The FTSE traded the whole of yesterday’s buy range and I am now long at an average rate of 7440. I will leave my 7345 ‘’Closing Stop’’ unchanged while lowering my T/P level to 7485. If any of the above levels are hit I will be back with a new update for my Platinum Members.

Dow Rolling Contract

I cannot remember the last day that the Dow lost almost 1200 points in a single day as one long position after another got slammed. This is the eighth consecutive week of losses for the Dow as the market was not helped by Junk Bonds and Transports both making new lows for the year.
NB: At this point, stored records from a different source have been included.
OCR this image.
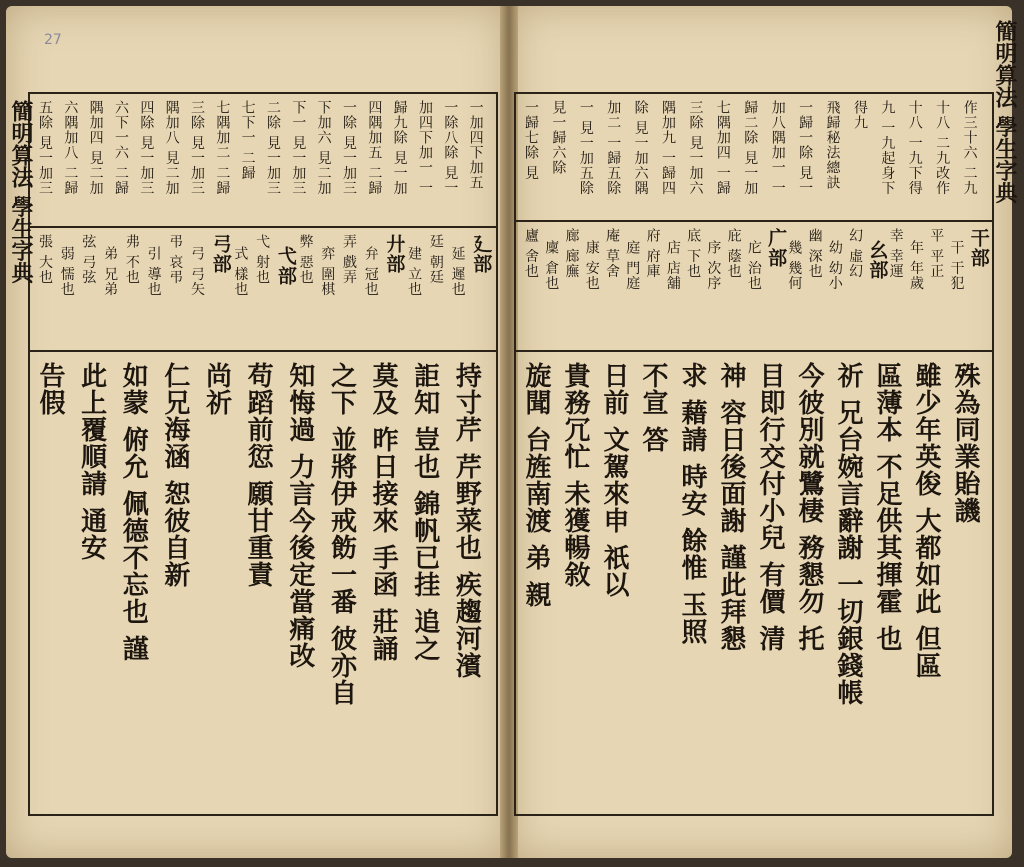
27
簡明算法 學生字典	簡明算法 學生字典
一加四下加五
一除八除 見一
加四下加一 一
歸九除 見一加
四隅加五 二歸
一除 見一加三
下加六 見二加
下一 見一加三
二除 見一加三
七下一 二歸
七隅加二 二歸
三除 見一加三
隅加八 見二加
四除 見一加三
六下一六 二歸
隅加四 見二加
六隅加八 二歸
五除 見一加三
廴部
延 遲也
廷 朝廷
建 立也
廾部
弁 冠也
弄 戲弄
弈 圍棋
弊 惡也
弋部
弋 射也
式 樣也
弓部
弓 弓矢
弔 哀弔
引 導也
弗 不也
弟 兄弟
弦 弓弦
弱 懦也
張 大也
持寸芹 芹野菜也 疾趨河濱
詎知 豈也 錦帆已挂 追之
莫及 昨日接來 手函 莊誦
之下 並將伊戒飭一番 彼亦自
知悔過 力言今後定當痛改
苟蹈前愆 願甘重責
尚祈
仁兄海涵 恕彼自新
如蒙 俯允 佩德不忘也 謹
此上覆順請 通安
告假
作三十六 二九
十八 二九改作
十八 一九下得
九 一九起身下
得九
飛歸秘法總訣
一歸一除 見一
加八隅加一 一
歸二除 見一加
七隅加四 一歸
三除 見一加六
隅加九 一歸四
除 見一加六隅
加二 一歸五除
一 見一加五除
見一歸六除
一歸七除 見
干部
干 干犯
平 平正
年 年歲
幸 幸運
幺部
幻 虛幻
幼 幼小
幽 深也
幾 幾何
广部
庀 治也
庇 蔭也
序 次序
底 下也
店 店舖
府 府庫
庭 門庭
庵 草舍
康 安也
廊 廊廡
廩 倉也
廬 舍也
殊為同業貽譏
雖少年英俊 大都如此 但區
區薄本 不足供其揮霍 也
祈 兄台婉言辭謝 一切銀錢帳
今彼別就鷺棲 務懇勿 托
目即行交付小兒 有價 清
神 容日後面謝 謹此拜懇
求 藉請 時安 餘惟 玉照
不宣 答
日前 文駕來申 祇以
貴務冗忙 未獲暢敘
旋聞 台旌南渡 弟 親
This move lower saw me buy the Dow at an average rate of 32430 before thankfully getting stopped at 32145 and I am still flat. The Dow is trading at 31400 as I go to press. We have strong support from 30900/31250 where I will be an aggressive buyer with no stop for now. If I am taken long I will have a T/P level at 31630. Sentiment is still on the floor as shown by the Fear & Greed Index got hit hard yesterday, closing at 9 which is a reading of ‘’Extreme Fear’’

Cash NASDAQ 100

My NDX plan did not work well as I waited to buy the market at the bottom of my buy range at a price of 12150 before quickly getting stopped at 11995. I continue to nurse last month’s 14327 long position which I have now carried into May. I will now lower my exit level on this position to 13800 which I am hopeful we will see this month. Despite how oversold the NDX is trading I will not add to my existing long position. If this changes I will be back with a new update for my Platinum Members.

June BUND

No Change. I am still long the Bund at 152.80 with the same 153.10 T/P level and same 151.65 wider stop.

Gold Rolling Contract

Gold had a quiet trading session yesterday and I am still flat. I am not crazy about the current price action as I believe a lot of Funds and Investors are trapped long above the market. I will leave 1801/1786 buy level unchanged with the same wider 1769 ‘’Closing Stop’’.

Silver Rolling Contract

No Change. Silver has support from 20.50/21.10 where I will continue to be a buyer with a 19.95 stop.